As she continues her dissertation writing, Christy has recently appeared in a special issue of Convergence (February 2008), edited by Henry Jenkins and Mark Deuze, with her special article entitled, “Emerging Participatory Culture Practices: Player-Created Tiers in Alternate Reality Games.” Christy has also created a website to provide a locus for further discussion of the article.

Jeremy in CommentPress

As Jeremy continues his work in his Software Studies postdoc, he has also contributed significantly to the development of the CommentPress blog annotation system, news that has been posted by a number of blogs in our blog roll, but shamefully not ours. Jeremy was working in collaboration with the talented folks over at the Institute for the Future of the Book.

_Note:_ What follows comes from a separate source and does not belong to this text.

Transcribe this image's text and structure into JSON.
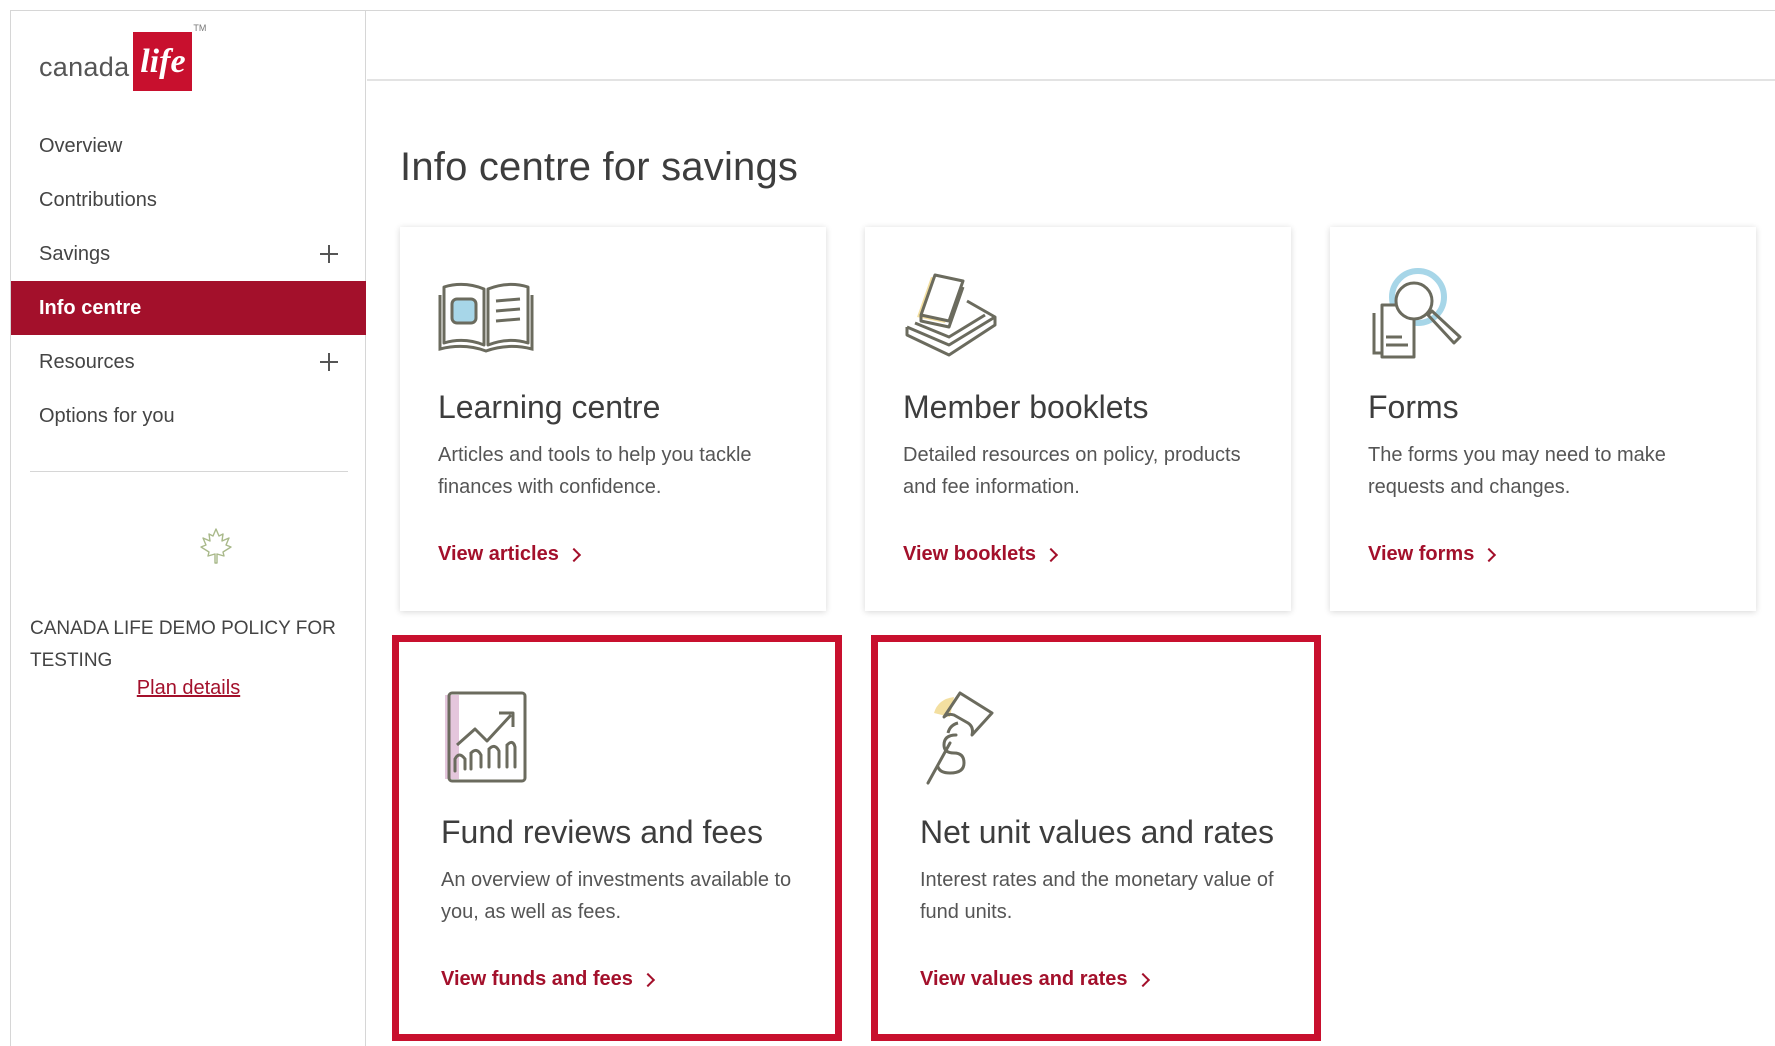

You can see the fruits of Jeremy’s work over at Grand Text Auto where the plugin is serving as the venue for feedback on Noah Wardrip Fruin’s book manuscript, which is, of course, neither a printed book (as of yet) nor handwritten. (Serialized bloguscript?)
Further details:

Christy’s Abstract:

This paper introduces an emerging form of participatory culture, one that is not a modification or elaboration of a primary producer’s content. Instead, this paper details how the artifacts created to ‘play’ a primary producer’s content has become the primary work for massive global audiences. This phenomenon is observed in the genre of alternate reality games (ARGs) and is illustrated through a theory of ‘tiering’. Tiers provide separate content to different audiences. ARG designers tier their projects, targeting different players with different content. ARG player-production then creates another tier for non-playing audiences. To explicate this point, the features that provoke player-production — producer-tiering, ARG aesthetics and transmedia fragmentation — are interrogated, alongside the character of the subsequent player-production. Finally, I explore the aspects of the player-created tiers that attract massive audiences, and then posit what these observations may indicate about contemporary artforms and society in general.

More on CommentPress:

CommentPress is an open source theme for the WordPress blogging engine that allows readers to comment paragraph by paragraph in the margins of a text. Annotate, gloss, workshop, debate: with CommentPress you can do all of these things on a finer-grained level, turning a document into a conversation. It can be applied to a fixed document (paper/essay/book etc.) or to a running blog. This site is presented in “document” mode.

CommentPress was developed by the Institute for the Future of the Book. This is Version 1.4.1. Over time, we (and hopefully the community) will make improvements and add new features and extensions, all of which will be documented here on this site.

Certainly these are fine accomplishments and well within the purview of the greater WRT interests. We Recognize Them (and I post).